Des pays comme l’Argentine, le Brésil, la Nouvelle-Zélande et l’Islande sont également classés parmi les nations les plus résilientes. En revanche, la France, le Royaume-Uni, les États-Unis et la Russie sont jugés particulièrement exposés aux menaces globales.

La France est spécifiquement identifiée comme partiellement vulnérable au risque nucléaire. David Denkenberger, directeur de l’Alliance to Feed the Earth in Disasters (ALLFED) et chercheur à l’Université de Canterbury, souligne que « aucun pays ne peut prétendre être résilient face à toutes les catastrophes, et c’est là une conclusion centrale importante ». Cela met en lumière la nécessité pour la France de renforcer ses infrastructures de sécurité et de préparer des mesures d’avenir pour faire face aux crises potentielles.

Dans le cadre des enjeux futurs, l’évaluation de la résilience face aux catastrophes mondiales pourrait inciter les gouvernements à mettre l’accent sur la coopération internationale. Les vulnérabilités mises en évidence par les chercheurs pourraient servir de bases pour des stratégies visant à atténuer les risques globaux, telles que l’amélioration des systèmes d’alerte et la coopération en matière de sécurité alimentaire.

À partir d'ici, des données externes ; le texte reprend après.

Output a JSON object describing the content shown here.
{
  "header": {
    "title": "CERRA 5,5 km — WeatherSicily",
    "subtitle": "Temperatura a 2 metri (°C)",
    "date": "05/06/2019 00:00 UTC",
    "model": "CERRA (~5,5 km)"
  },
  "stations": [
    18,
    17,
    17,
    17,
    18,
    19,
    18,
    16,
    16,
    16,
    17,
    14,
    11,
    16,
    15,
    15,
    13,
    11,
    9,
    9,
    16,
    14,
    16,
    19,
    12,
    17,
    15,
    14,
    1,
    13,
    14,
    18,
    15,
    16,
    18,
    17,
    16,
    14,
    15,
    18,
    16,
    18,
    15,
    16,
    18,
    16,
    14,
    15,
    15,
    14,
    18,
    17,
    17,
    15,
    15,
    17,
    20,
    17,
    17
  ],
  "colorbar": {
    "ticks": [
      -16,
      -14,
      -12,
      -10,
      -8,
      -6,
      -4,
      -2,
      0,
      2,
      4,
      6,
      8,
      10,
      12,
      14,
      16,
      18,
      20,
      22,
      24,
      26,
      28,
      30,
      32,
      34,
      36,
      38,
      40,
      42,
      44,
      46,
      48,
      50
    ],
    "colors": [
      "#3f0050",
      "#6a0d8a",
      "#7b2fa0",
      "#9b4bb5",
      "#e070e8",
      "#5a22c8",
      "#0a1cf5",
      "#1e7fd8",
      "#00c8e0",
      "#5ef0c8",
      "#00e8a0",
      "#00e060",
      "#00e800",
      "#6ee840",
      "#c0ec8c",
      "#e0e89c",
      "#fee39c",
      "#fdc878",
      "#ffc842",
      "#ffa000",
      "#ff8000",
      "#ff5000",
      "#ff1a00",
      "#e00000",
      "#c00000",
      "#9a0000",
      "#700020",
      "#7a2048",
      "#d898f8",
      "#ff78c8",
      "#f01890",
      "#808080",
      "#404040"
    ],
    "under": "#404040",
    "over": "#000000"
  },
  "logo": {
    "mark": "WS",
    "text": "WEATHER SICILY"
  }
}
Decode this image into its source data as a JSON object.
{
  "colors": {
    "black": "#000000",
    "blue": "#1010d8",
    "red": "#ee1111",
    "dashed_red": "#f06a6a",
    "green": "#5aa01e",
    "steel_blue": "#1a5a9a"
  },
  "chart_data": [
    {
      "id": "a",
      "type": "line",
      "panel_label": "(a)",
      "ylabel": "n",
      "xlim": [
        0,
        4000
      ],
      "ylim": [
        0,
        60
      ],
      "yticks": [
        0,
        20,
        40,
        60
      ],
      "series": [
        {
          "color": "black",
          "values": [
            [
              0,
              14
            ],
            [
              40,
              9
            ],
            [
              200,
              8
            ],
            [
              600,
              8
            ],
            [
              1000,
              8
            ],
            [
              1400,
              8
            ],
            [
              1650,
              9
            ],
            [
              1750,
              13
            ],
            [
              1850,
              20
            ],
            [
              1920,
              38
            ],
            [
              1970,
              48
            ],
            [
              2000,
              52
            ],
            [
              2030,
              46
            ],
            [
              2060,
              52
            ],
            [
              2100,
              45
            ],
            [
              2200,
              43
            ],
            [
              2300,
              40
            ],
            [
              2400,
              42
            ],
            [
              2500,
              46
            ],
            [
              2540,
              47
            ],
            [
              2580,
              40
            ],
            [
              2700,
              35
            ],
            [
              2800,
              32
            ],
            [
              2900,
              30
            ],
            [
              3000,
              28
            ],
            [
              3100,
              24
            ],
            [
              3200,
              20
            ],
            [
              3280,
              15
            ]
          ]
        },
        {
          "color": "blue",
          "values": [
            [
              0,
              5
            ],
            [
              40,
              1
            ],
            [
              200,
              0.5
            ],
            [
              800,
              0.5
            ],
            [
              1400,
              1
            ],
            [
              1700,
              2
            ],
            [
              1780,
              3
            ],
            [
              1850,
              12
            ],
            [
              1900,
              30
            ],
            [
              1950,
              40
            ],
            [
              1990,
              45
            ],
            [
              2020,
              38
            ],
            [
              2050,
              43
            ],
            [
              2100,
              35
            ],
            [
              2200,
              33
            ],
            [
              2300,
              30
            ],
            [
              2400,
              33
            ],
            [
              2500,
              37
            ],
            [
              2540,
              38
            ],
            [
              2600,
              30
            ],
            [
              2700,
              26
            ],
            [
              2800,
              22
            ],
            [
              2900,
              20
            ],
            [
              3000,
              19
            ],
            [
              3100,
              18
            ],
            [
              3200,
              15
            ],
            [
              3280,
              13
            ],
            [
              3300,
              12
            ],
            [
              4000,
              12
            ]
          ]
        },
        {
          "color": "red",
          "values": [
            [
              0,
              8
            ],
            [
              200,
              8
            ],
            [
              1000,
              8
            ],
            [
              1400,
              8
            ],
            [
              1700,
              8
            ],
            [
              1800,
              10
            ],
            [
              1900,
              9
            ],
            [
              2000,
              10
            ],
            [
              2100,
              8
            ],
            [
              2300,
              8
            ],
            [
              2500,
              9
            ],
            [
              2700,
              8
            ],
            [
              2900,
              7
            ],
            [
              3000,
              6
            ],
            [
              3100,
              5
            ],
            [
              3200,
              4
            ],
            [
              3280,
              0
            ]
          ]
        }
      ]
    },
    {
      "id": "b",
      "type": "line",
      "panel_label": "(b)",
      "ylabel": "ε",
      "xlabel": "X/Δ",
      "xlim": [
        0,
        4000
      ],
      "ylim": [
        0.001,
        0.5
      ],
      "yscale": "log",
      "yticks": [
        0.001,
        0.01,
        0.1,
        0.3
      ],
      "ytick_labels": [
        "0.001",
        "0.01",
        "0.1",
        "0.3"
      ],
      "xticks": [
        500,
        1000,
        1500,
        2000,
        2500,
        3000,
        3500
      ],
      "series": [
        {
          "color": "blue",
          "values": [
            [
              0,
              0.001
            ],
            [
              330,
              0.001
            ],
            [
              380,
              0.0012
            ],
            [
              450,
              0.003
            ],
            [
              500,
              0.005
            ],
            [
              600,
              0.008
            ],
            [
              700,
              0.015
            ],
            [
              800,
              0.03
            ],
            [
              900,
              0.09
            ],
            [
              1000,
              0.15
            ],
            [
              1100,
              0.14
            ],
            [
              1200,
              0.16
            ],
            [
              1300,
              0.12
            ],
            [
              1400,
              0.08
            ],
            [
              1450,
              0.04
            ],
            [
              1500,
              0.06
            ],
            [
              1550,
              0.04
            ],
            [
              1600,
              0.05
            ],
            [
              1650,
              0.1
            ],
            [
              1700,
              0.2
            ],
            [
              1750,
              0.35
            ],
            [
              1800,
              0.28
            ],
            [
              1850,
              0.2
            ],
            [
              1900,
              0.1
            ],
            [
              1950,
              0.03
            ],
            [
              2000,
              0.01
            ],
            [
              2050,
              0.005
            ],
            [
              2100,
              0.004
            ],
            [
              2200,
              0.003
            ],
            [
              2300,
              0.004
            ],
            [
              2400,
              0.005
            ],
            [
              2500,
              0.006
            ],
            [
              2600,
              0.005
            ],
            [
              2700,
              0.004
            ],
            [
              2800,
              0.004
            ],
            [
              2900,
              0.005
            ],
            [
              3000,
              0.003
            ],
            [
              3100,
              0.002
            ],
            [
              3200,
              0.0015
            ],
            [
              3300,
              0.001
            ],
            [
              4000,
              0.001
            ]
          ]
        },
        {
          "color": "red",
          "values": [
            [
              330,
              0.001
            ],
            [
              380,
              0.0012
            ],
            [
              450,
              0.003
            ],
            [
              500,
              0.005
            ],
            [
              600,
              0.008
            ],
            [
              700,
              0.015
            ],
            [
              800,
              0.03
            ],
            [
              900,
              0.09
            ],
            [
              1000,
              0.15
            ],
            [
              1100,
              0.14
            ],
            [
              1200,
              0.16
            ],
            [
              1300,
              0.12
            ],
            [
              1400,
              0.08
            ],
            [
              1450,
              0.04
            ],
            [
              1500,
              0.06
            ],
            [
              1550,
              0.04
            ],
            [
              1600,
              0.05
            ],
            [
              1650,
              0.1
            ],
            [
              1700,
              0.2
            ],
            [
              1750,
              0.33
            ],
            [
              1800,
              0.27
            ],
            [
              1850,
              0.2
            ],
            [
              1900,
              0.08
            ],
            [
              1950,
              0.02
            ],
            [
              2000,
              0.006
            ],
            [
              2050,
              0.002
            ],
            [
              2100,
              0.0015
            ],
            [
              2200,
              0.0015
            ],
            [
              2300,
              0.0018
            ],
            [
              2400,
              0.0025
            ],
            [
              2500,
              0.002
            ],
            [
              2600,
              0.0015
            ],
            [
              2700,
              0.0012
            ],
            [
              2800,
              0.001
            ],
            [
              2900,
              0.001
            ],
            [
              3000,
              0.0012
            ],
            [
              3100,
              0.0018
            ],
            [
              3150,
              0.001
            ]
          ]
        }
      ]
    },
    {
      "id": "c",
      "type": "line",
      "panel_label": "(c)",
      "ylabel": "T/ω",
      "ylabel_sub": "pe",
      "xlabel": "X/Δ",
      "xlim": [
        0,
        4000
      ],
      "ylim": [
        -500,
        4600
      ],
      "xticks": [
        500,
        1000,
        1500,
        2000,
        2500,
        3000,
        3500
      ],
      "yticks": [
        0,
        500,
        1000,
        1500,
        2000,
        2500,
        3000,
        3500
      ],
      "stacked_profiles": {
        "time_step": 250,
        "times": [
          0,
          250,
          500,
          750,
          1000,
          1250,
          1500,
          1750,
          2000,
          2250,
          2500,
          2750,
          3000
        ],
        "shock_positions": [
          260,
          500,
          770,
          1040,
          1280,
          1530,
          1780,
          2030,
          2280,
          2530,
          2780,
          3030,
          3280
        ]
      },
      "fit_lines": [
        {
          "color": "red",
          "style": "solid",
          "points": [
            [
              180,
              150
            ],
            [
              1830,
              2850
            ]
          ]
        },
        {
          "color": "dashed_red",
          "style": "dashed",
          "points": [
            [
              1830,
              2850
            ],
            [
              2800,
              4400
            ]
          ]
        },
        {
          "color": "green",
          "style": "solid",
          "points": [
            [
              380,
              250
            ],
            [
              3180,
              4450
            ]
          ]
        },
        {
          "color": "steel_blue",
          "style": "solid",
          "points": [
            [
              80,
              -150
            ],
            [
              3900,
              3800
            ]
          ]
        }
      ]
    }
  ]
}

En croisant ces informations, les décideurs politiques et les acteurs de la société civile peuvent créer des politiques adaptatives, non seulement pour protéger la population française, mais aussi pour servir d’exemple dans le cadre des efforts globaux face aux enjeux environnementaux et sociaux.

Les résultats de cette étude soulignent l’importance de la prise de conscience collective au sujet des menaces futures. La protection contre les catastrophes nécessite une réflexion stratégique et des actions concertées, avec un accent particulier sur les pays les plus à risque, dont la France fait partie. Ainsi, face à un monde incertain, la capacité d’adaptation et de résilience devient plus cruciale que jamais, rapporte TopTribune.